17. Remind him that practice makes perfect.
This doesn’t just apply to performance-based activities (like sports and music) but also applies to everything in life. You become a better writer by writing. You become a better listener by listening. You become better speaker by speaking. Show your son this when he is just young enough to understand (that means from birth, folks – they are making sense of the world as soon as they arrive), practice trick-or-treating at your own front door before the real thing. Practice how you will walk through airport security before a trip. Practice how you order your own food from the fast food cashier. Practice, practice, practice.
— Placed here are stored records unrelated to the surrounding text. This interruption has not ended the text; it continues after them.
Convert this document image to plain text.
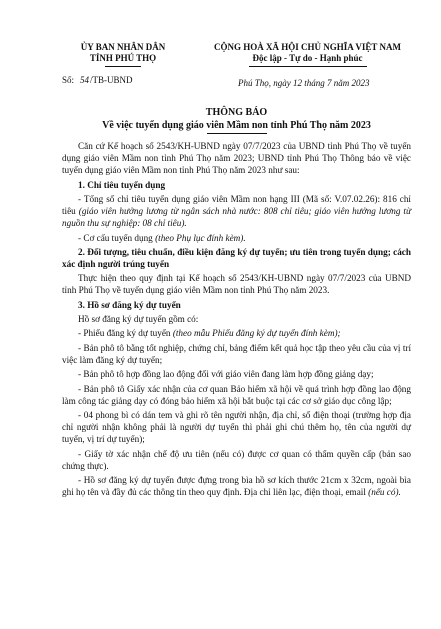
ỦY BAN NHÂN DÂN
TỈNH PHÚ THỌ
CỘNG HOÀ XÃ HỘI CHỦ NGHĨA VIỆT NAM
Độc lập - Tự do - Hạnh phúc
Số: 54/TB-UBND	Phú Thọ, ngày 12 tháng 7 năm 2023
THÔNG BÁO
Về việc tuyển dụng giáo viên Mầm non tỉnh Phú Thọ năm 2023

Căn cứ Kế hoạch số 2543/KH-UBND ngày 07/7/2023 của UBND tỉnh Phú Thọ về tuyển dụng giáo viên Mầm non tỉnh Phú Thọ năm 2023; UBND tỉnh Phú Thọ Thông báo về việc tuyển dụng giáo viên Mầm non tỉnh Phú Thọ năm 2023 như sau:

1. Chỉ tiêu tuyển dụng

- Tổng số chỉ tiêu tuyển dụng giáo viên Mầm non hạng III (Mã số: V.07.02.26): 816 chỉ tiêu (giáo viên hưởng lương từ ngân sách nhà nước: 808 chỉ tiêu; giáo viên hưởng lương từ nguồn thu sự nghiệp: 08 chỉ tiêu).

- Cơ cấu tuyển dụng (theo Phụ lục đính kèm).

2. Đối tượng, tiêu chuẩn, điều kiện đăng ký dự tuyển; ưu tiên trong tuyển dụng; cách xác định người trúng tuyển

Thực hiện theo quy định tại Kế hoạch số 2543/KH-UBND ngày 07/7/2023 của UBND tỉnh Phú Thọ về tuyển dụng giáo viên Mầm non tỉnh Phú Thọ năm 2023.

3. Hồ sơ đăng ký dự tuyển

Hồ sơ đăng ký dự tuyển gồm có:

- Phiếu đăng ký dự tuyển (theo mẫu Phiếu đăng ký dự tuyển đính kèm);

- Bản phô tô bằng tốt nghiệp, chứng chỉ, bảng điểm kết quả học tập theo yêu cầu của vị trí việc làm đăng ký dự tuyển;

- Bản phô tô hợp đồng lao động đối với giáo viên đang làm hợp đồng giảng dạy;

- Bản phô tô Giấy xác nhận của cơ quan Bảo hiểm xã hội về quá trình hợp đồng lao động làm công tác giảng dạy có đóng bảo hiểm xã hội bắt buộc tại các cơ sở giáo dục công lập;

- 04 phong bì có dán tem và ghi rõ tên người nhận, địa chỉ, số điện thoại (trường hợp địa chỉ người nhận không phải là người dự tuyển thì phải ghi chú thêm họ, tên của người dự tuyển, vị trí dự tuyển);

- Giấy tờ xác nhận chế độ ưu tiên (nếu có) được cơ quan có thẩm quyền cấp (bản sao chứng thực).

- Hồ sơ đăng ký dự tuyển được đựng trong bìa hồ sơ kích thước 21cm x 32cm, ngoài bìa ghi họ tên và đầy đủ các thông tin theo quy định. Địa chỉ liên lạc, điện thoại, email (nếu có).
18. Answer him when he asks, “Why?”
Answer him, or search for the answer together. Show him the places to look for the answers (like his dad, or grandparents, or his aunts/uncles, or his books, or valid internet searches). Pose the question to him so he can begin thinking about answers himself. Someday, when he needs to ask questions he’s too embarrassed to ask you—he’ll know where to go to find the right answers.
19. Always carry band-aids and wipes on you. Especially the wipes.
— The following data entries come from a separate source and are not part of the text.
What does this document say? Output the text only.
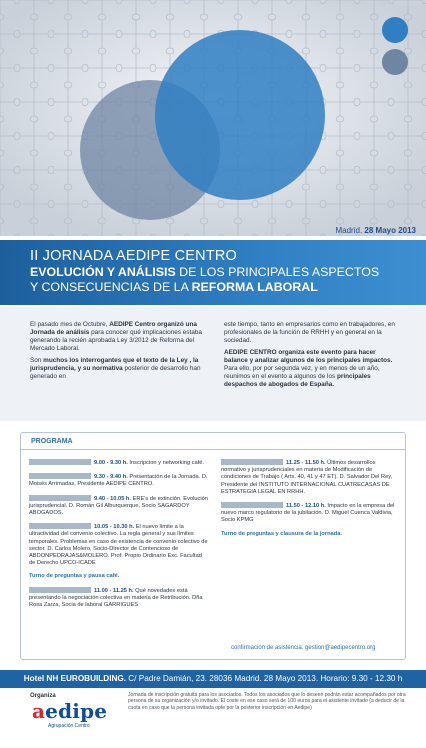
Madrid. 28 Mayo 2013
II JORNADA AEDIPE CENTRO
EVOLUCIÓN Y ANÁLISIS DE LOS PRINCIPALES ASPECTOS
Y CONSECUENCIAS DE LA REFORMA LABORAL

El pasado mes de Octubre, AEDIPE Centro organizó una Jornada de análisis para conocer qué implicaciones estaba generando la recién aprobada Ley 3/2012 de Reforma del Mercado Laboral.

Son muchos los interrogantes que el texto de la Ley , la jurisprudencia, y su normativa posterior de desarrollo han generado en

este tiempo, tanto en empresarios como en trabajadores, en profesionales de la función de RRHH y en general en la sociedad.

AEDIPE CENTRO organiza este evento para hacer balance y analizar algunos de los principales impactos. Para ello, por por segunda vez, y en menos de un año, reunimos en el evento a algunos de los principales despachos de abogados de España.

PROGRAMA
9.00 - 9.30 h. Inscripcion y networking café.
9.30 - 9.40 h. Presentación de la Jornada. D. Moisés Arrimadas, Presidente AEDIPE CENTRO.
9.40 - 10.05 h. ERE's de extinción. Evolución jurisprudencial. D. Román Gil Alburquerque, Socio SAGARDOY ABOGADOS.
10.05 - 10.30 h. El nuevo límite a la ultractividad del convenio colectivo. La regla general y sus límites temporales. Problemas en caso de existencia de convenio colectivo de sector. D. Carlos Molero, Socio-Director de Contencioso de ABDONPEDRAJAS&MOLERO. Prof. Propio Ordinario Exc. Facultad de Derecho UPCO-ICADE
Turno de preguntas y pausa café.
11.00 - 11.25 h. Qué novedades está presentando la negociación colectiva en materia de Retribución. Dña Rosa Zarza, Socia de laboral GARRIGUES
11.25 - 11.50 h. Últimos desarrollos normativo y jurisprudenciales en materia de Modificación de condiciones de Trabajo ( Arts. 40, 41 y 47 ET). D. Salvador Del Rey, Presidente del INSTITUTO INTERNACIONAL CUATRECASAS DE ESTRATEGIA LEGAL EN RRHH.
11.50 - 12.10 h. Impacto en la empresa del nuevo marco regulatorio de la jubilación. D. Miguel Cuenca Valdivia, Socio KPMG
Turno de preguntas y clausura de la jornada.
confirmación de asistencia: gestion@aedipecentro.org
Hotel NH EUROBUILDING. C/ Padre Damián, 23. 28036 Madrid. 28 Mayo 2013. Horario: 9.30 - 12.30 h
Organiza
aedipe
Agrupación Centro
Jornada de inscripción gratuita para los asociados. Todos los asociados que lo deseen podrán estar acompañados por otra persona de su organización y/o invitado. El coste en ese caso será de 100 euros para el asistente invitado (a deducir de la cuota en caso que la persona invitada opte por la posterior inscripción en Aedipe)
20. Let his dad teach him how to do things
…without interrupting about how to do it the ‘right way.’ If you let his dad show and teach and discover with your son while he is growing up, some day down the road (after a short period of your son believing his dad knows nothing), he will come to the realization that his dad knows everything. You will always be his mother, but in his grown-up man heart and mind, his dad will know the answers. And this will be how, when your son is too busy with life to call and chat with his mom, you will stay connected to what is happening in his life. Because he will call his dad for answers, and his dad will secretly come and ask you.
21. Give him something to release his energy
drums, a pen, a punching bag, wide open space, water, a dog. Give him something to go crazy with—or he will use your stuff. And then you’ll be sorry.
22. Build him forts
Forts have the ability to make everyday normal stuff into magic. Throw the couch cushions, a couple blankets, and some clothespins and you can transform your living room into the cave of wonders. For the rest of his life, he’ll be grateful to know that everyday normal stuff has the potential to be magical.
23. Take him to new places
Because it will make his brain and his heart open up wider, and the ideas and questions and memories will rush in.
24. Kiss him
Any mother of sons will tell you that little boys are so loving and sweet. They can be harsh and wild and destructive during most of the day. But there are these moments when they are so kind and sensitive and tender. So much so that it can cause you to look around at the inward, reserved grown men in your life and think, ‘what happens in between that made you lose that?’ Let’s try to stop the cycle by kissing them when they’re loving and kissing them even more when they’re wild. Kissing them when they’re 2 months and kissing them when they’re 16 years old. You’re the mom—you can go ahead and kiss him no matter how big he gets —and make sure he knows it. p.s. (this one is just as important for dad’s too).
25. Be home base
You are home to him. When he learns to walk, he will wobble a few feet away from you and then come back, then wobble away a little farther and then come back. When he tries something new, he will look for your proud smile. When he learns to read, he will repeat the same book to you twenty times in a row, because you’re the only one who will listen that many times. When he plays his sport, he will search for your face in the stands. When he is sick, he will call you. When he really messes up, he will call you. When he is grown and strong and tough and big and he feels like crying, he will come to you; because a man can cry in front of his mother without feeling self-conscious. Even when he grows up and has a new woman in his life and gets a new home, you are still his mother; home base, the ever constant, like the sun. Know that in your heart and everything else will fall into place.